Aussie, Aussie, Aussie!

Updated: Jul 31, 2022

The Western Australian government has just closed consultation on proposed Veterinary Practice Regulations. Most New Zealand veterinarians will find the degree of de-regulation and enabling of lay people very challenging:

"The following are included for consultation as acts of veterinary medicine that may be performed by authorised persons:

  • diagnose disease

  • administer by injection:

    • non-steroidal anti-inflammatory drugs

    • local anaesthetics

    • sedatives

    • tranquillisers

    • euthanasia agents

    • muscle relaxants

    • reversal agents used in conjunction with sedatives or tranquillisers

  • ova and embryo transplants

  • artificial insemination by surgical (laparoscopic) method

  • administering contraceptives or other medications to dogs in the pastoral region

  • equine dentistry (addressed in the dentistry consultation section)

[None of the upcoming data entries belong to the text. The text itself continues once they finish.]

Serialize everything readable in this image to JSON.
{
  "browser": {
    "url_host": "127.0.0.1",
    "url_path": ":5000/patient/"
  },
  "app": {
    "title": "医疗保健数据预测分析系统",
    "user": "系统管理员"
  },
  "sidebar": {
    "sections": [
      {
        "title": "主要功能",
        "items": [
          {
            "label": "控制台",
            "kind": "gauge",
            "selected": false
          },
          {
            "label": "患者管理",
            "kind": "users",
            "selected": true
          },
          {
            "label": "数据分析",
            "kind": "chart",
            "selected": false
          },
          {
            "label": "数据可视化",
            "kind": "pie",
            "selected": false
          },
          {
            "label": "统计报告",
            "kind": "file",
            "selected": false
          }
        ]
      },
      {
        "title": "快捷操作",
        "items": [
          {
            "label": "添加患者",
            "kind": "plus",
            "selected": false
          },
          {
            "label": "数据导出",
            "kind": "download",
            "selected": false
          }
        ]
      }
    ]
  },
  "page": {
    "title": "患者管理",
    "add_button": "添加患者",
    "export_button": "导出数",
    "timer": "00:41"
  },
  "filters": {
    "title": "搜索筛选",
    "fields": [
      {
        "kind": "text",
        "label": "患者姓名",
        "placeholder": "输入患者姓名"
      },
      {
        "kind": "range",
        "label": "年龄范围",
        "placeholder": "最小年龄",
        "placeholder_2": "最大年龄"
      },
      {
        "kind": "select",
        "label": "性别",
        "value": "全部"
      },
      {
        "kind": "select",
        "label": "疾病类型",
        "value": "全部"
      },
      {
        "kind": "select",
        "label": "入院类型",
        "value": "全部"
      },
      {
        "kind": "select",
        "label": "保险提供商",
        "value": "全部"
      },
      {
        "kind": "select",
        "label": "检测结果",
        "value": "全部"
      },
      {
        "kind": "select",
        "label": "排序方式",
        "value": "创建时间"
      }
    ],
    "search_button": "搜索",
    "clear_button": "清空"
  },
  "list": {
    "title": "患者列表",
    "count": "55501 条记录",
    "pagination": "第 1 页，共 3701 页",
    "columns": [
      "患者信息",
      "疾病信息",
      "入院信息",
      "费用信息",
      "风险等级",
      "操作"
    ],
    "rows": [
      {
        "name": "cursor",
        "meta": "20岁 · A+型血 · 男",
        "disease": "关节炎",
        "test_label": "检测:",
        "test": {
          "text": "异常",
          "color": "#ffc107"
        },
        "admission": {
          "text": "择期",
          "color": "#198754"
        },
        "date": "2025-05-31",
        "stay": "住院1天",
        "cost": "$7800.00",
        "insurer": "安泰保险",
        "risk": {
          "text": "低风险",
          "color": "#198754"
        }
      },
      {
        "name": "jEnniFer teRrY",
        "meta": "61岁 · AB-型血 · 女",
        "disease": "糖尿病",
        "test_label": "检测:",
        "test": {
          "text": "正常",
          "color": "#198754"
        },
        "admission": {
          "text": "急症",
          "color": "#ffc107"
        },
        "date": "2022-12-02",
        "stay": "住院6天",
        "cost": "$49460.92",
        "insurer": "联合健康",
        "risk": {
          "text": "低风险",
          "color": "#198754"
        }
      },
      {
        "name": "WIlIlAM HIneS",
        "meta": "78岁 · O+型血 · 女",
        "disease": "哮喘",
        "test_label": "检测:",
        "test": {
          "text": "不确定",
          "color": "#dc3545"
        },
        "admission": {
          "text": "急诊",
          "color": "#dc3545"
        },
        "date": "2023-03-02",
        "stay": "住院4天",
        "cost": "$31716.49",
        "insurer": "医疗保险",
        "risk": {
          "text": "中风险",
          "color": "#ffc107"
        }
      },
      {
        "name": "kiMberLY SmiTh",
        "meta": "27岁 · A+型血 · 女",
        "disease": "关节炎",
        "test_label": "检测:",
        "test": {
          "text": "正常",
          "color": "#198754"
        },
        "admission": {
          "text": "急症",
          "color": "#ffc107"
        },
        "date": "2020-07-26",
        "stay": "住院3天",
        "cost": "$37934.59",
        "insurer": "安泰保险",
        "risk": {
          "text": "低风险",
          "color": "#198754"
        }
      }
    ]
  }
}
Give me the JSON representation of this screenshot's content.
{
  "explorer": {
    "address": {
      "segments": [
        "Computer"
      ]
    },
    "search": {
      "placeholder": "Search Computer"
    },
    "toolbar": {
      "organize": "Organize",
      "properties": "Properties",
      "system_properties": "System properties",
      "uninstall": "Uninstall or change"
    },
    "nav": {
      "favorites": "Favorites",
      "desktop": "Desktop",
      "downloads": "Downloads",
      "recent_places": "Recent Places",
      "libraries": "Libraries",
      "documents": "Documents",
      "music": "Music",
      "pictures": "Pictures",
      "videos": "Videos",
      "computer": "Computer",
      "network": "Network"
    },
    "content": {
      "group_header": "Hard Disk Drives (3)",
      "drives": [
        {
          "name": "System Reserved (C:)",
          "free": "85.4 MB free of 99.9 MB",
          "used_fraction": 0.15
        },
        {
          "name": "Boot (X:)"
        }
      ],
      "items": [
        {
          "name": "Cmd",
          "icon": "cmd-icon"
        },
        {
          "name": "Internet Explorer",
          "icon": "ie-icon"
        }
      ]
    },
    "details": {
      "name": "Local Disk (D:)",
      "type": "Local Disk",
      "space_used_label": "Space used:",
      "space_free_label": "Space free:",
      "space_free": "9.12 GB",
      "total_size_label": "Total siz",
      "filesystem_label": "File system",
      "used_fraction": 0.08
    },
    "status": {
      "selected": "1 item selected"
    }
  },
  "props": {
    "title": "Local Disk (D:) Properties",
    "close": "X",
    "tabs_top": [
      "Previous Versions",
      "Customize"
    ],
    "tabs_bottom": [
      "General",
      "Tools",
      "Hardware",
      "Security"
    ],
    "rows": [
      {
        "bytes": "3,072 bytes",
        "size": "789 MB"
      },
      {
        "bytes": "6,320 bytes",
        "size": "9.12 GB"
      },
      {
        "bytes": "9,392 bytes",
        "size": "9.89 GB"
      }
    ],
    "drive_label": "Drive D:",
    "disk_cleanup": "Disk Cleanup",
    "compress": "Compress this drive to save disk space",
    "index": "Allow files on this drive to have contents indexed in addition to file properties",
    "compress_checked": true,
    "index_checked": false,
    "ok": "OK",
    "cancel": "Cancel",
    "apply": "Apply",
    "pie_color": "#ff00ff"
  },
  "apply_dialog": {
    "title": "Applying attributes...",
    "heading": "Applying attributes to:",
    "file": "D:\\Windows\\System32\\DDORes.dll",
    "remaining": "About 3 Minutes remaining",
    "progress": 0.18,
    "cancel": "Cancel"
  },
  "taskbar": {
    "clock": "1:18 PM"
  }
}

  • stomach tubing or naso-oesophageal intubation of horses

  • acupuncture procedures."

An Australian veterinarian sought support from a VAWA member through their equine dentistry connection (Yes! That old lemon again!) and we were happy to respond and help!

Read our submission here.

VAWA expressed grave concern that such changes would cause far fetching negative outcomes on animal welfare, human health and safety, economy as well as competition and consumer rights principles. We would also question whether this proposal meets the necessary animal welfare standards that Australia’s trading partners, and consumers expectations.

We noted identical arguments being presented to those heard during New Zealand's Significant Surgical Procedures consultation, that resulted in unregulated, unregistered persons, with unknown and/or disputed quality of education, and/or no formal education at all, being enabled by our Government to do some SSPs.

This completely undermines and is contrary to acceptable animal management and use and demonstrates regulatory capture that is present in both New Zealand, and Australia.

Best of luck to our colleagues in Australia!